Dann das mit dem herablassenden Gesichtsausdruck der ein wenig zu eleganten Hausdame mit den hochgezogenen Augenbrauen, die sie durch einen langen, intim beleuchteten, etwas zu plüschigen Gang nach hinten in ein nicht gerade freundliches Zimmer geführt hatte, in dem neben zwei benutzten ein frisch gemachtes Bett stand. „Was Besseres haben wir nicht.“
Es schoben sich die verheulten, geschwollenen Gesichter der beiden polnischen Mädchen davor, die leicht bekleidet aneinander geschmiegt auf einem der Betten saßen und bei ihrem Eintreten abrupt verstummten.
Dazwischen blitzte das hübsche, selbstgefällige Antlitz von Karel auf, dessen Avancen immer aufdringlicher wurden, und der ihr spät abends noch wenig bedauernd mitgeteilt hatte, dass er gerade erfahren habe, dass die Familie Arsa nicht wieder zurückkäme. Dass sie leider, leider nun keinen Job habe. „Aber ich habe trotzdem eine gute Nachricht für dich. Kannst die Kosten abarbeiten. Flug, Unterkunft, alles ist teuer. Du willst doch nicht, dass deine Familie darunter leiden muss. Zeige dir bald, wie.“
Wie in einem Kaleidoskop zogen die mitleidigen Minen weiterer Bewohnerinnen vorbei, die sie seltsam neidisch musterten.

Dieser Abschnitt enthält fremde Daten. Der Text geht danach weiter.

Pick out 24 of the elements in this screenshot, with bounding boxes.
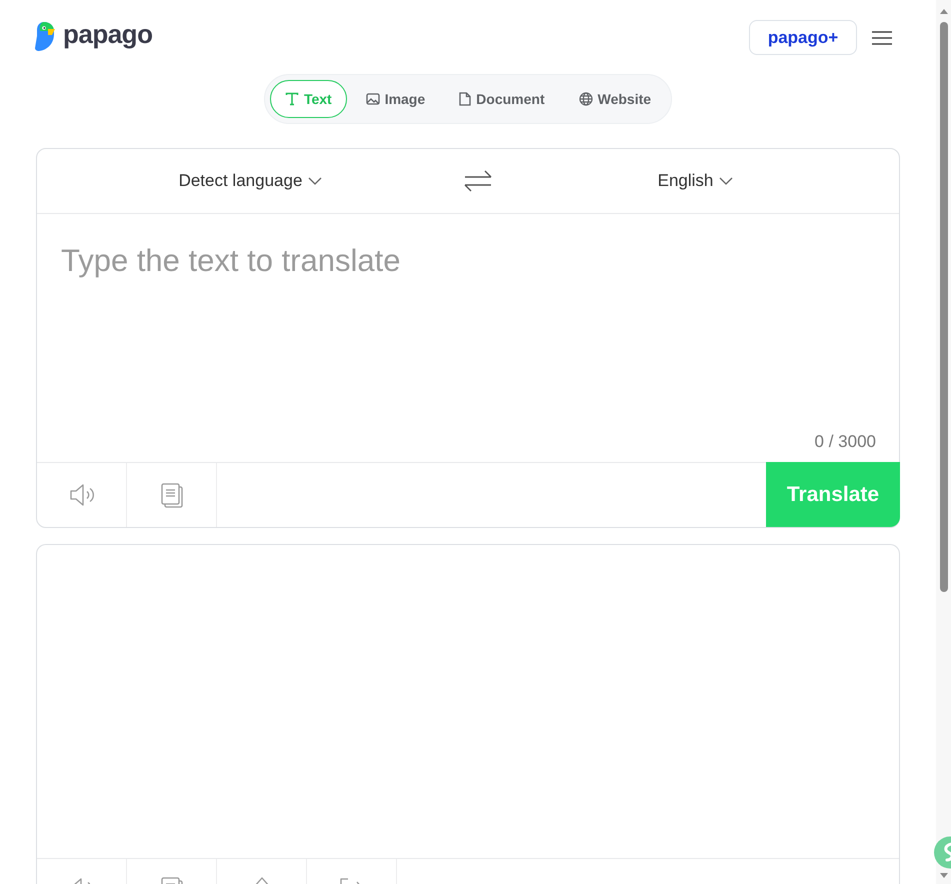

Und dann trafen sie, wie Hämmer, die toten Augen der jungen Frau, die aus der Gemeinschaftsdusche gewankt war, ihre dunkelblauen Flecken nur halb mit ihrem Handtuch verdeckt, und sie zutiefst erschreckt hatte. Dazu das porzellanglatte Gesicht einer rothaarigen Göre, die Kaugummi kauend höhnisch gemeint hatte: „Die ist selber schuld. Hat geglaubt sie könne abhauen. Muss sich noch anpassen. Aber den Kopf verschonen sie — immer.